Linda Gibbons is no stranger to the law, and to the fact that it can be a harsh teacher, given that she has spent a fair amount of time in prison for her anti-abortion picketing activities.  Labeled by the media as “peaceful but relentless,” Gibbons has served a total of nearly nine years behind bars, giving her quite the reputation as a lawbreaker.
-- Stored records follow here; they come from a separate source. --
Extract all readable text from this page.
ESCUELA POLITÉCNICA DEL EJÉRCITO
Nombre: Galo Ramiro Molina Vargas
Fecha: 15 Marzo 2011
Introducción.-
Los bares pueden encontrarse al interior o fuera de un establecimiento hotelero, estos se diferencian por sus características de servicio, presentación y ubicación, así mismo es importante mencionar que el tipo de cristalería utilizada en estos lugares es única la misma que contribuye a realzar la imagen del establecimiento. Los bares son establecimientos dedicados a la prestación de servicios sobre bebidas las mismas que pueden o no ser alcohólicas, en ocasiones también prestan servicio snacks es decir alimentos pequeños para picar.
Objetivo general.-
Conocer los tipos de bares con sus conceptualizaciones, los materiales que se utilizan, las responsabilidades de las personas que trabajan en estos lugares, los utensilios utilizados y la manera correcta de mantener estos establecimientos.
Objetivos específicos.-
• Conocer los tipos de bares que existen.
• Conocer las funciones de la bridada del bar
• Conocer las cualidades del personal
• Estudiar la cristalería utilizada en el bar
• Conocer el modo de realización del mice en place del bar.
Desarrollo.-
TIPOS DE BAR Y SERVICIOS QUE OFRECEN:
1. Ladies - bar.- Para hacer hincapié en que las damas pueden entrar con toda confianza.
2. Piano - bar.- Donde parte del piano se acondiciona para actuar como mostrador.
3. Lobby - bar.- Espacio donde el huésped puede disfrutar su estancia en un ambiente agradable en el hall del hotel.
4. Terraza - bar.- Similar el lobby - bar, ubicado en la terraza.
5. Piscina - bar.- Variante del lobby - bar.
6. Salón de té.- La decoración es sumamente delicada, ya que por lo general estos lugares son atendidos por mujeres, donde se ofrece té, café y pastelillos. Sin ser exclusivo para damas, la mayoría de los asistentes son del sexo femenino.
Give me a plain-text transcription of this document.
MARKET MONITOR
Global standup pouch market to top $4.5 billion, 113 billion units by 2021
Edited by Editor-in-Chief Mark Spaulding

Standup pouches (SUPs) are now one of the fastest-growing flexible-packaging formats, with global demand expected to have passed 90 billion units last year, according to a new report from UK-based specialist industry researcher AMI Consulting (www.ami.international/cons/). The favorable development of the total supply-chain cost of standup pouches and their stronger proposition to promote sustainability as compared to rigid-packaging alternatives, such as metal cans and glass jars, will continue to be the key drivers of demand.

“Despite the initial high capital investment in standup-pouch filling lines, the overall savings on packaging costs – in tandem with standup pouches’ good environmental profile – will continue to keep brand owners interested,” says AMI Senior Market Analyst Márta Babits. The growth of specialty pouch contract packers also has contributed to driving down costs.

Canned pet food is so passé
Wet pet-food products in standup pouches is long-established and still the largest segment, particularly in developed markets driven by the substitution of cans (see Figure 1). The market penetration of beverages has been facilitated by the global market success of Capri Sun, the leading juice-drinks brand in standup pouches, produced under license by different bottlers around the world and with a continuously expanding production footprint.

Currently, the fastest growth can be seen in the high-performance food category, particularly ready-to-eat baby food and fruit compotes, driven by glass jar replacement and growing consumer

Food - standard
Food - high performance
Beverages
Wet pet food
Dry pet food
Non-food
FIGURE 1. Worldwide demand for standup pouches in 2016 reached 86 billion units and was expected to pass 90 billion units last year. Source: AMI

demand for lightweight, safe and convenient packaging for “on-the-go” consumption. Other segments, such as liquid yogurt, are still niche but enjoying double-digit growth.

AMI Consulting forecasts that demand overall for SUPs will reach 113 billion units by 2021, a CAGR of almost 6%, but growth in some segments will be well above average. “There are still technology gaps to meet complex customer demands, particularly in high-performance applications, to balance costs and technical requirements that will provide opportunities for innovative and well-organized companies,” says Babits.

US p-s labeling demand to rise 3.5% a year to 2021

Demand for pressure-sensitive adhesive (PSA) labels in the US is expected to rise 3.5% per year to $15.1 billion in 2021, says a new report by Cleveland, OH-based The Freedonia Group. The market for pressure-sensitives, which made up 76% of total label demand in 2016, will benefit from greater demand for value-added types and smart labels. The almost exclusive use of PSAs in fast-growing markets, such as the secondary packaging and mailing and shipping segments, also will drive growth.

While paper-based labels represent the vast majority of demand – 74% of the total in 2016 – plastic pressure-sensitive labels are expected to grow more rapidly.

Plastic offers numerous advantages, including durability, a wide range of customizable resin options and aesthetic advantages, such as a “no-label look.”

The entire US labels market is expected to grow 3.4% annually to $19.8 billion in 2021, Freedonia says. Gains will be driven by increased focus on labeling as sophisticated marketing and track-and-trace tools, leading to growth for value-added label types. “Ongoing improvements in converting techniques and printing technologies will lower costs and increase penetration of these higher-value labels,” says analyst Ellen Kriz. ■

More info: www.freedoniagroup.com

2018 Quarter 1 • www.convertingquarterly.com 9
Her latest run-in has resulted in a loss before the Supreme Court of Canada (SCC).  By a resounding majority, the Court ruled that by repeatedly violating a civil injunction order that was issued in 1994, she could, in fact, be charged under the Criminal Code (CC) for contempt of court. The case, R v Gibbons (2012 SCC 28), was decided by the SCC on June 8, 2012, with an 8-1 majority ruling. The Court conducted a highly technical analysis, pitting provisions of the Ontario Rules of Civil Procedure (ONRCP), r. 60.11 and 60.12) against those of the Criminal Code (s. 127(1)). The issue before the Court was whether the ONRCPs contained sufficiently strong provisions to justify being used in lieu of the CC, to “punish” repeated offenders like Gibbons for violating injunction orders that were set against them. The majority of the SCC applied a narrow 3-factor test, which led to its conclusion that the CC must prevail. The sole dissenter in the ruling, Justice Fish, chose to consider the ONRCP provisions as more than mere recognizers or preservers of the common law (at para. 35), and held that they would have provided sufficient basis to trigger an exception to criminal liability under s.127(1) of the CC.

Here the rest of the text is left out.